Sur les 94 projets inscrits au programme de Partenariat public-privé (PPP) adopté en 2016, seulement cinq portant, entre autres, sur la modernisation des titres de transport, les passeports, l’énergie, l’autoroute de contournement de la ville de Ouagadougou ont été réalisés ou sont en cours d’exécution. Ce point a été fait par la ministre déléguée auprès du ministre de l’Economie, des Finances et du Développement chargée du budget, Edith Clémence Yaka après les travaux de la session de la commission de PPP tenue le mardi 24 décembre 2019 à la Primature. A l’écouter, ce faible taux de réalisation s’explique par le fait que les PPP constituent une nouvelle matière et tous les acteurs faisant leurs premiers pas dans le domaine, n’étaient pas assez outillés pour conduire le processus.

« Il y a eu beaucoup d’insuffisances et de difficultés notamment la non maturité des dossiers inscrits dont beaucoup n’avaient pas d’étude de faisabilité », a-t-elle ajouté. A l’entendre, la primauté donnée au préfinancement des projets a constitué un problème majeur, car a-t-elle dit, cela n’a pas été du goût du gouvernement. « Ce qu’on avait comme propositions était de l’endettement pure qui alourdissait la charge de la dette. Cela allait déstabiliser totalement nos différents ratios. C’est pourquoi, nous n’avons pas pu contractualiser plus de cinq projets », a-t-elle développé. Tirant leçons du passé, madame Yaka a informé que la commission a adopté un nouveau programme avec 18 projets retenus sur 21. En attendant que le conseil des ministres le valide, elle a dévoilé qu’il concerne huit ministères et est relatif à l’ambassade du Burkina Faso à Dakar, l’énergie, la réalisation de bâtiments administratifs pour des locations ventes à l’Etat…

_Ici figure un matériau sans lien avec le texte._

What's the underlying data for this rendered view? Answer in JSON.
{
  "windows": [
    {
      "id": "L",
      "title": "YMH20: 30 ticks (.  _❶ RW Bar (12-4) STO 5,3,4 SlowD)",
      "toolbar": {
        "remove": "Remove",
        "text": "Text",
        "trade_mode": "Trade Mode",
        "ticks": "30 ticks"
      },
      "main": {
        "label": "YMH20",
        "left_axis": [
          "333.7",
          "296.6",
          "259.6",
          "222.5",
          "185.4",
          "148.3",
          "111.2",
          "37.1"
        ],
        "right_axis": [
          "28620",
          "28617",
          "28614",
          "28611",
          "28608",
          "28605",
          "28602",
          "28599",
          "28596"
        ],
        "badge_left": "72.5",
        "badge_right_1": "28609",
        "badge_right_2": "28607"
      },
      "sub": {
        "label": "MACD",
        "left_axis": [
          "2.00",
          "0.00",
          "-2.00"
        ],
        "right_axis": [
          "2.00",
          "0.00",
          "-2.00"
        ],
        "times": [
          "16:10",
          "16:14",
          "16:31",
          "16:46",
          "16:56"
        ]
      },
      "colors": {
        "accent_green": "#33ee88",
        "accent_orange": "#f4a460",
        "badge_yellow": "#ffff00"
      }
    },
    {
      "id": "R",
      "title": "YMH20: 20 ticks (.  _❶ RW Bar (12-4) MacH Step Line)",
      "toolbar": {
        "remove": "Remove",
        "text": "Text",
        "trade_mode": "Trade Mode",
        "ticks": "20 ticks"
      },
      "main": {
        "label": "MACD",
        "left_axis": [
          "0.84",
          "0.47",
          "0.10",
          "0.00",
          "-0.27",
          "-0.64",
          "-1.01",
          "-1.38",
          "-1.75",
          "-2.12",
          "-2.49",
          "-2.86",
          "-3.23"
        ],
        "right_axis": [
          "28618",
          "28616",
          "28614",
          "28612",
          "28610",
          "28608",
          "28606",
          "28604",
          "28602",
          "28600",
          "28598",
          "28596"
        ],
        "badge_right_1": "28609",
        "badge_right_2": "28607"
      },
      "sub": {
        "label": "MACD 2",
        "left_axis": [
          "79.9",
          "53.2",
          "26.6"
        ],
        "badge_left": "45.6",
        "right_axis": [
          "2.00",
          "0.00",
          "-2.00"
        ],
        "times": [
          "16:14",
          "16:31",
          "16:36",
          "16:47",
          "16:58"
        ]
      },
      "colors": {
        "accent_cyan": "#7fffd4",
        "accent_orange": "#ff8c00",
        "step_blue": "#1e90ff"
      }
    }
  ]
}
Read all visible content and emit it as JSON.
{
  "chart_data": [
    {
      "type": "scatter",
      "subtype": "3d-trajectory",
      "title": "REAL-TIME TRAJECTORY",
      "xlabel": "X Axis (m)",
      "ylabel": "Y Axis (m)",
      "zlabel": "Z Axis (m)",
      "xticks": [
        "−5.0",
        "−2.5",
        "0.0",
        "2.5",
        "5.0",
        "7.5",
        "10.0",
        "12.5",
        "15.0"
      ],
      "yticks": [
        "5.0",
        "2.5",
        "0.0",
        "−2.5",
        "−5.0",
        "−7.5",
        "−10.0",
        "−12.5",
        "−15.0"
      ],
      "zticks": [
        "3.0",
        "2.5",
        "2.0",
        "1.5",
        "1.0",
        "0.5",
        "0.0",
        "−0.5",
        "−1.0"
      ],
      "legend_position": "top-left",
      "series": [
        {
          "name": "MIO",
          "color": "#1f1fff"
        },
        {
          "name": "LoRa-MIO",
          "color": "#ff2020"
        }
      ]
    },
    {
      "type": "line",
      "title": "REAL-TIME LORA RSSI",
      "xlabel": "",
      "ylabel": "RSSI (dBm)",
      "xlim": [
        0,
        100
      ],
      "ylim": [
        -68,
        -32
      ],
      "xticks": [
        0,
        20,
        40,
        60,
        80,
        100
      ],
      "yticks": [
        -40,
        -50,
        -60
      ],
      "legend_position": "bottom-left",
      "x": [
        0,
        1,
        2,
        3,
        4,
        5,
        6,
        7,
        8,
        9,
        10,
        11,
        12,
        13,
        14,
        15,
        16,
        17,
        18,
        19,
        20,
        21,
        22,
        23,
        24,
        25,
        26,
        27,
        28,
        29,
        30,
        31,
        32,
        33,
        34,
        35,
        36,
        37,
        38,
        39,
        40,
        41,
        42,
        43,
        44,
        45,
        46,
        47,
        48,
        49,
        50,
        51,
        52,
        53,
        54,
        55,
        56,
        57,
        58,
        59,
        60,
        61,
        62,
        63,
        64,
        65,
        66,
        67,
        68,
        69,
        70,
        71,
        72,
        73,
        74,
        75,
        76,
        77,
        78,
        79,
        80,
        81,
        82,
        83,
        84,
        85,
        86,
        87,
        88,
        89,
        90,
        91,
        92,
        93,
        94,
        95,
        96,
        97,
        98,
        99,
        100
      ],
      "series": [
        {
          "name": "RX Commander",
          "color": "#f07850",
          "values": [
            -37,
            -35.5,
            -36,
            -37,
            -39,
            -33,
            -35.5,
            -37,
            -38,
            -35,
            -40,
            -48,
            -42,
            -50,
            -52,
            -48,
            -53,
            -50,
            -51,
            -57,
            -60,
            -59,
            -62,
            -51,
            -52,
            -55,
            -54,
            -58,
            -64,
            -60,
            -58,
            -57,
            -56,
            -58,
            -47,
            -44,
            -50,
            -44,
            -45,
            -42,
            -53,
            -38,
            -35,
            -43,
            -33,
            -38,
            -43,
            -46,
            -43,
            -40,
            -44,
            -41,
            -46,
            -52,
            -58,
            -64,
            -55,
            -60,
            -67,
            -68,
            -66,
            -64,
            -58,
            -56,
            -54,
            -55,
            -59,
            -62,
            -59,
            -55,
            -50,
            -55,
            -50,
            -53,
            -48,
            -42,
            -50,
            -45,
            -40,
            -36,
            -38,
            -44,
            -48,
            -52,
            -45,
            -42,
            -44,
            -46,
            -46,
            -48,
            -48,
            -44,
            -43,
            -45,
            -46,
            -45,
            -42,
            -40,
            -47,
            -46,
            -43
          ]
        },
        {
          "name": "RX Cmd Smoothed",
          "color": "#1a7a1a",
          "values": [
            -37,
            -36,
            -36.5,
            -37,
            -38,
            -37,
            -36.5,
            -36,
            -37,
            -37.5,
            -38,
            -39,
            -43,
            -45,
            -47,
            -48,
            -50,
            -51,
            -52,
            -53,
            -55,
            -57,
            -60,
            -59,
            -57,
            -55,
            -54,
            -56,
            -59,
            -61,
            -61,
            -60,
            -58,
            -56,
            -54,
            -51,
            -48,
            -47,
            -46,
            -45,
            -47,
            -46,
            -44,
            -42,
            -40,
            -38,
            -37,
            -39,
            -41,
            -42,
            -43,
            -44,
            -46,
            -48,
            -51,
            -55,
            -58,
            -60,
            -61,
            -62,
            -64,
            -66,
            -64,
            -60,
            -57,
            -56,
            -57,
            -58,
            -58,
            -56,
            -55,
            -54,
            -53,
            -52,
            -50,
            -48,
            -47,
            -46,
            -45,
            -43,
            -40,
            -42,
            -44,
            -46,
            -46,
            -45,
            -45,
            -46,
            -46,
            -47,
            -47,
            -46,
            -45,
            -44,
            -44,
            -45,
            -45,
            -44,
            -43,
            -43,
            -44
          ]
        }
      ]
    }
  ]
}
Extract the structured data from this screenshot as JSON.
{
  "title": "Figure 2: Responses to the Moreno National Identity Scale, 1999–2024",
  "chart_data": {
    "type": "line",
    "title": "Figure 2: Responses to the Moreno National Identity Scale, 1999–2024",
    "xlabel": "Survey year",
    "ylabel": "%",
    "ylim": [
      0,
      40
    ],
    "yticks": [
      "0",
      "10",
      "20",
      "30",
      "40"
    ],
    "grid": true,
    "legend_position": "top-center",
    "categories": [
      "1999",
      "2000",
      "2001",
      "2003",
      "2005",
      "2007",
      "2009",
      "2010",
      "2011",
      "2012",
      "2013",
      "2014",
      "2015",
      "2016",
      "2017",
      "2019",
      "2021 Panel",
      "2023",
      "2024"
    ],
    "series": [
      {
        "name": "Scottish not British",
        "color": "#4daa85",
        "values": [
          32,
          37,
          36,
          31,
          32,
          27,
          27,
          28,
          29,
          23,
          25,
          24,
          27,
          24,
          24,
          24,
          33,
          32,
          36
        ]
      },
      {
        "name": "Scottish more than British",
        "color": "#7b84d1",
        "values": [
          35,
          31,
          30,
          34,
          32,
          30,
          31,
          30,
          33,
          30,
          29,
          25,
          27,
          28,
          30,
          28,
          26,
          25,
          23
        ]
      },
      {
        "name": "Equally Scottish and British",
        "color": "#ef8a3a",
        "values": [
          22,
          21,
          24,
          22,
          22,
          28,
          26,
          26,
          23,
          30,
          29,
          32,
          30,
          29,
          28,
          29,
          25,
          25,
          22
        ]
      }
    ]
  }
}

« Nous avons privilégié des critères bien précis. Il fallait que les projets inscrits aient une étude de faisabilité qui pourrait être actualisée par la suite. Nous nous sommes assurés aussi que ce sont des projets qui sont parmi les axes prioritaires du PNDES », a-t-elle soutenu. Comme critère capital, elle a relevé que les BOT (Build operate and transfer) où le partenaire privé réalise des infrastructures, les exploitent pendant un certain temps avant de les rétrocéder à l’Etat ont été privilégiés au détriment du préfinancement. Pour une meilleure exécution des nouveaux projets, elle a indiqué que la loi sur les PPP est en relecture et sera soumise en 2020 à l’Assemblée nationale afin d’améliorer le cadre juridique.